Thrombosis Canada last week said the vaccine may be associated with “extremely rare cases of blood clots that occur in the brain (called cerebral sinus vein thrombosis) and are associated with low blood platelets,” but it should not be a concern for the general population who would benefit from a vaccine.

“These blood clots were found to occur in one in 250,000 to one in 500,000 people who received the vaccine,” said the organization. “By comparison, people who have COVID-19 are at much higher risk of developing blood clots, which occur in about one in 20 people who are in hospital with COVID-19 and in about one in 100 people who have COVID-19 but are not in hospital.”

Dr. Menaka Pai, a hematologist and thrombosis medicine physician at Hamilton Health Sciences and a professor at McMaster University, posted a series of tweets on the AstraZeneca controversy. She advised Canadians to understand that the risk of serious blood clots is “ultra rare.” She said surveillance scientists have examined data on more than 20 million AstraZeneca doses administered to date, and she trusted the regulators in Canada to keep a close eye on the data.

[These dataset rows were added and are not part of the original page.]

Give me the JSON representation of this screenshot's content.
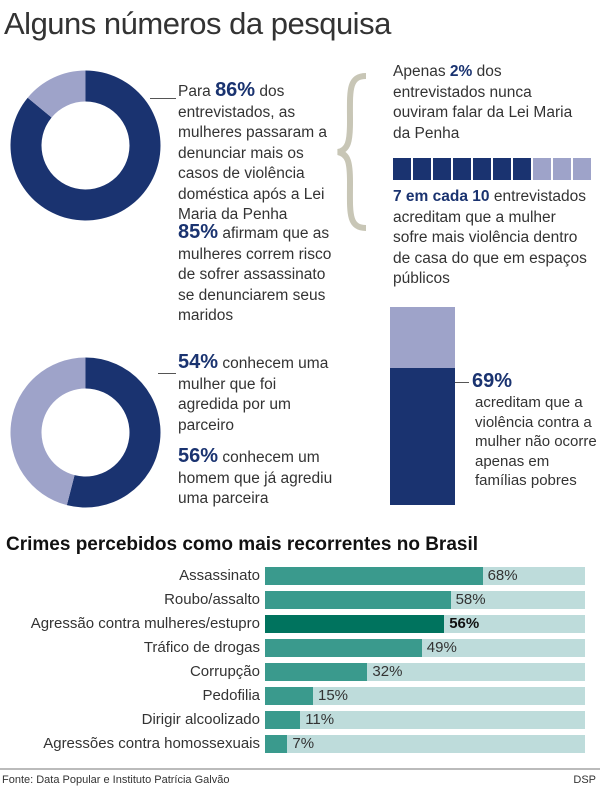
{
  "title": "Alguns números da pesquisa",
  "colors": {
    "dark": "#1a3370",
    "light": "#9ea3c9",
    "bar": "#3a9a8d",
    "bar_highlight": "#00735e",
    "track": "#bedcdb"
  },
  "stat1": {
    "pre": "Para ",
    "value": "86%",
    "text": " dos entrevistados, as mulheres passaram a denunciar mais os casos de violência doméstica após a Lei Maria da Penha",
    "percent": 86
  },
  "stat2": {
    "value": "85%",
    "text": " afirmam que as mulheres correm risco de sofrer assassinato se denunciarem seus maridos"
  },
  "stat3": {
    "pre": "Apenas ",
    "value": "2%",
    "text": " dos entrevistados nunca ouviram falar da Lei Maria da Penha"
  },
  "stat4": {
    "value": "7 em cada 10",
    "text": " entrevistados acreditam que a mulher sofre mais violência dentro de casa do que em espaços públicos",
    "filled": 7,
    "total": 10
  },
  "stat5": {
    "value": "54%",
    "text": " conhecem uma mulher que foi agredida por um parceiro",
    "percent": 54
  },
  "stat6": {
    "value": "56%",
    "text": " conhecem um homem que já agrediu uma parceira"
  },
  "stat7": {
    "value": "69%",
    "text": "acreditam que a violência contra a mulher não ocorre apenas em famílias pobres",
    "percent": 69
  },
  "chart_data": {
    "type": "bar",
    "title": "Crimes percebidos como mais recorrentes no Brasil",
    "categories": [
      "Assassinato",
      "Roubo/assalto",
      "Agressão contra mulheres/estupro",
      "Tráfico de drogas",
      "Corrupção",
      "Pedofilia",
      "Dirigir alcoolizado",
      "Agressões contra homossexuais"
    ],
    "values": [
      68,
      58,
      56,
      49,
      32,
      15,
      11,
      7
    ],
    "labels": [
      "68%",
      "58%",
      "56%",
      "49%",
      "32%",
      "15%",
      "11%",
      "7%"
    ],
    "highlight_index": 2,
    "xlim": [
      0,
      100
    ],
    "xlabel": "",
    "ylabel": ""
  },
  "footer": {
    "source": "Fonte: Data Popular e Instituto Patrícia Galvão",
    "credit": "DSP"
  }
}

In the end, she said, COVID-19 is “a disease that poses a much greater risk.”

“So that ultra rare risk is outweighed by the real and common risks of COVID-19… an illness that itself gives you a greater than one in 100 risk of blood clots,” Pai said. “The biggest driver of blood clots in the COVID-19 landscape is not vaccine — it’s virus.”

AstraZeneca is the third vaccine to be approved by Health Canada after Pfizer and Moderna, two mRNA vaccines. All three require a two-dose regimen.

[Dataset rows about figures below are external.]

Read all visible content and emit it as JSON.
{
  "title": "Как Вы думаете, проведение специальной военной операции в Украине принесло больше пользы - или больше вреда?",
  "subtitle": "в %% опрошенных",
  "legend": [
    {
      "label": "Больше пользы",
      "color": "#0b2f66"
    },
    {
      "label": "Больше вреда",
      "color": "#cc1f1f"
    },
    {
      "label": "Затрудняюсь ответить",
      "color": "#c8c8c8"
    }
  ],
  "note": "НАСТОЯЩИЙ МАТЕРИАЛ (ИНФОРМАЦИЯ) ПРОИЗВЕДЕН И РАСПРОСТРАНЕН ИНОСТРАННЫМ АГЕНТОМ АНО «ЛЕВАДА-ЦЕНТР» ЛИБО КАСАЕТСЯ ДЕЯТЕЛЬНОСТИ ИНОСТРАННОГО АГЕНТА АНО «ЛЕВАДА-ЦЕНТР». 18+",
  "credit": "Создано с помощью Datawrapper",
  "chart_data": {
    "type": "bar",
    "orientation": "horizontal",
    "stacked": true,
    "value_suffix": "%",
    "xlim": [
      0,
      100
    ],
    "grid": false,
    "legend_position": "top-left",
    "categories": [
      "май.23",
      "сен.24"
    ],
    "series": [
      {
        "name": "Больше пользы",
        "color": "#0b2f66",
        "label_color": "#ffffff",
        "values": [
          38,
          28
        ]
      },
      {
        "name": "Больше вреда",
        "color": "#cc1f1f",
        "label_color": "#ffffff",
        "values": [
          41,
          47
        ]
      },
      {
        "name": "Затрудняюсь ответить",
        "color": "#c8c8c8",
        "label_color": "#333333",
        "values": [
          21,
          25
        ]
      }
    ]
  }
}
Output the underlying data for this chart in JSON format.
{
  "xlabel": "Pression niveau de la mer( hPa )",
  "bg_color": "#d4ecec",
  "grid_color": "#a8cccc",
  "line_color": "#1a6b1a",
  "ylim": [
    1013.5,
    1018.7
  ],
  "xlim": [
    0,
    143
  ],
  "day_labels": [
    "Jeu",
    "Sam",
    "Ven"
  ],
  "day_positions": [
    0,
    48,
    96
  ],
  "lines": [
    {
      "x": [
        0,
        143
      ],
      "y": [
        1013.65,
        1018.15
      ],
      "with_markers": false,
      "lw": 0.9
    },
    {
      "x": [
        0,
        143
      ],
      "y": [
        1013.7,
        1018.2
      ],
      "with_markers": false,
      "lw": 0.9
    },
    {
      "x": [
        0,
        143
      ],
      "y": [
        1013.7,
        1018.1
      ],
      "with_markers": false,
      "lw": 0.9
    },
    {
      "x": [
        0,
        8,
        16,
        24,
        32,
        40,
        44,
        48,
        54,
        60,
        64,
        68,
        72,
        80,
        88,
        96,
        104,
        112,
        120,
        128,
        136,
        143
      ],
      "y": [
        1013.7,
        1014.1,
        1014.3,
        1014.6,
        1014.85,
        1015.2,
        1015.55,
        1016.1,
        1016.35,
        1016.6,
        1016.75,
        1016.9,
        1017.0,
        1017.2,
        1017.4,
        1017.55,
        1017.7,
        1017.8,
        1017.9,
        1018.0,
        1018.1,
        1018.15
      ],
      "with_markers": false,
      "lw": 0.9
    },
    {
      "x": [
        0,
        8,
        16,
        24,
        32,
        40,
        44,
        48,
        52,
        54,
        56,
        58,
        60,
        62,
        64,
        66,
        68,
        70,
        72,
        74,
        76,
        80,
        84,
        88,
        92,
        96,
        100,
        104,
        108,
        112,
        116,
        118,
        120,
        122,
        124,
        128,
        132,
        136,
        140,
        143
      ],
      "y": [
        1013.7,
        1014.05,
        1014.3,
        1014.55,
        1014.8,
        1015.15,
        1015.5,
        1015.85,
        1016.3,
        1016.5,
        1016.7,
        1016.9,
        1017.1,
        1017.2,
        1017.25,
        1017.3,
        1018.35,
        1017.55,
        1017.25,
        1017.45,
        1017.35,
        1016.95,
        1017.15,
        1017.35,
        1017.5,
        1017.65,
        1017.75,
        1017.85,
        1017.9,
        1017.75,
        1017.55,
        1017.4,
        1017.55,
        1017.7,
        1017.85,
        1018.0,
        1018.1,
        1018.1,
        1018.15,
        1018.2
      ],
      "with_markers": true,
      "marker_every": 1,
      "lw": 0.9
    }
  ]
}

The fourth approved vaccine is Johnson & Johnson’s single-shot vaccine, but that vaccine has still not been delivered to Canada.

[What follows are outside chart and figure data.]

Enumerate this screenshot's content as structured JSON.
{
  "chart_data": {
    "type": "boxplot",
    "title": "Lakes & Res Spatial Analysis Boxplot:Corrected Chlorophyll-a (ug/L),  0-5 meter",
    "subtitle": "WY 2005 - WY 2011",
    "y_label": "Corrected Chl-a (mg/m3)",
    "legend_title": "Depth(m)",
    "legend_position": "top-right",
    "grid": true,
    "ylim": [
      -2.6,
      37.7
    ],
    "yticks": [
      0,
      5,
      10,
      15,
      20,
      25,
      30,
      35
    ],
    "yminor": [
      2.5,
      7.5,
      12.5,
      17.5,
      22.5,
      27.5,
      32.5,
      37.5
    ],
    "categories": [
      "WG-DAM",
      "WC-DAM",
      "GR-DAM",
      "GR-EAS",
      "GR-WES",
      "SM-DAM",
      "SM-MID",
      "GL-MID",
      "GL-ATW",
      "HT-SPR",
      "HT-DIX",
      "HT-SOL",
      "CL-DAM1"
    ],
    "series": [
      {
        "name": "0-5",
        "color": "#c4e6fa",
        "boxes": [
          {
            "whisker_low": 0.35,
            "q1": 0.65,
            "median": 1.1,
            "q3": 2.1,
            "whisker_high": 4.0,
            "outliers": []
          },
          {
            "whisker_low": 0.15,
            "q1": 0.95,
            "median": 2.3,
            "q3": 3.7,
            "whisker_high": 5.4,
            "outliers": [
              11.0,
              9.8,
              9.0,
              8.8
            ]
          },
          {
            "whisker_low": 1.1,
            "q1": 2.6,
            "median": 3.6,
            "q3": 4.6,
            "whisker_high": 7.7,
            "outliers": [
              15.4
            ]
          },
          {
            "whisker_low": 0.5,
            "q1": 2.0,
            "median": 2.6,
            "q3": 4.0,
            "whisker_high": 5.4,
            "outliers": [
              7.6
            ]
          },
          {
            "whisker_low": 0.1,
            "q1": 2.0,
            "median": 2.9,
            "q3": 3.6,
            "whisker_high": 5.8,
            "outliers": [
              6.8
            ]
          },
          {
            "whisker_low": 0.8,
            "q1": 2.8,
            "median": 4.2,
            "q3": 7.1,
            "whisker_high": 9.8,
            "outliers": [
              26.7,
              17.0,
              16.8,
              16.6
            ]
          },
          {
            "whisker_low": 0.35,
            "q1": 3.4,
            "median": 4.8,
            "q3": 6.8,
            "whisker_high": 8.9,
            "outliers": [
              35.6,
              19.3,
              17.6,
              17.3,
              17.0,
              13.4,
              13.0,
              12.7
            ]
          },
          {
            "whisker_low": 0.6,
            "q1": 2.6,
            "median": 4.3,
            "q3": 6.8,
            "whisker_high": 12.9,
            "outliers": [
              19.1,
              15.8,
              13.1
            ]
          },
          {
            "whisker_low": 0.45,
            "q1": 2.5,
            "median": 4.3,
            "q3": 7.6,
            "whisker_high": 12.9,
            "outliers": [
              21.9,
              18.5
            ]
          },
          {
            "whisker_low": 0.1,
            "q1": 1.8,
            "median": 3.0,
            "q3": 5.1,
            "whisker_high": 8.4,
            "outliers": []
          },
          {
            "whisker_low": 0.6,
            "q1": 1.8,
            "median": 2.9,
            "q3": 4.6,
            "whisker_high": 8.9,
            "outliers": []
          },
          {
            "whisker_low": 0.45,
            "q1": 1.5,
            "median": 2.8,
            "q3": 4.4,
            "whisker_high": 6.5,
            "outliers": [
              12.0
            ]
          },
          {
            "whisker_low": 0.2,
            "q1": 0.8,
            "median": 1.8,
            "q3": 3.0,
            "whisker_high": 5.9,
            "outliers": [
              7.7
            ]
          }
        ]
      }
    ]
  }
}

Sharma added that Health Canada does not expect to get complete clinical and manufacturing data from Novavax — a fifth vaccine under consideration for authorization — until later in April.

“It would really depend on getting both those packages of information before we were able to say how close we might be to making final decision” on Novavax — the only vaccine that has agreed to make its vaccine in Canada once a new Montreal facility is completed.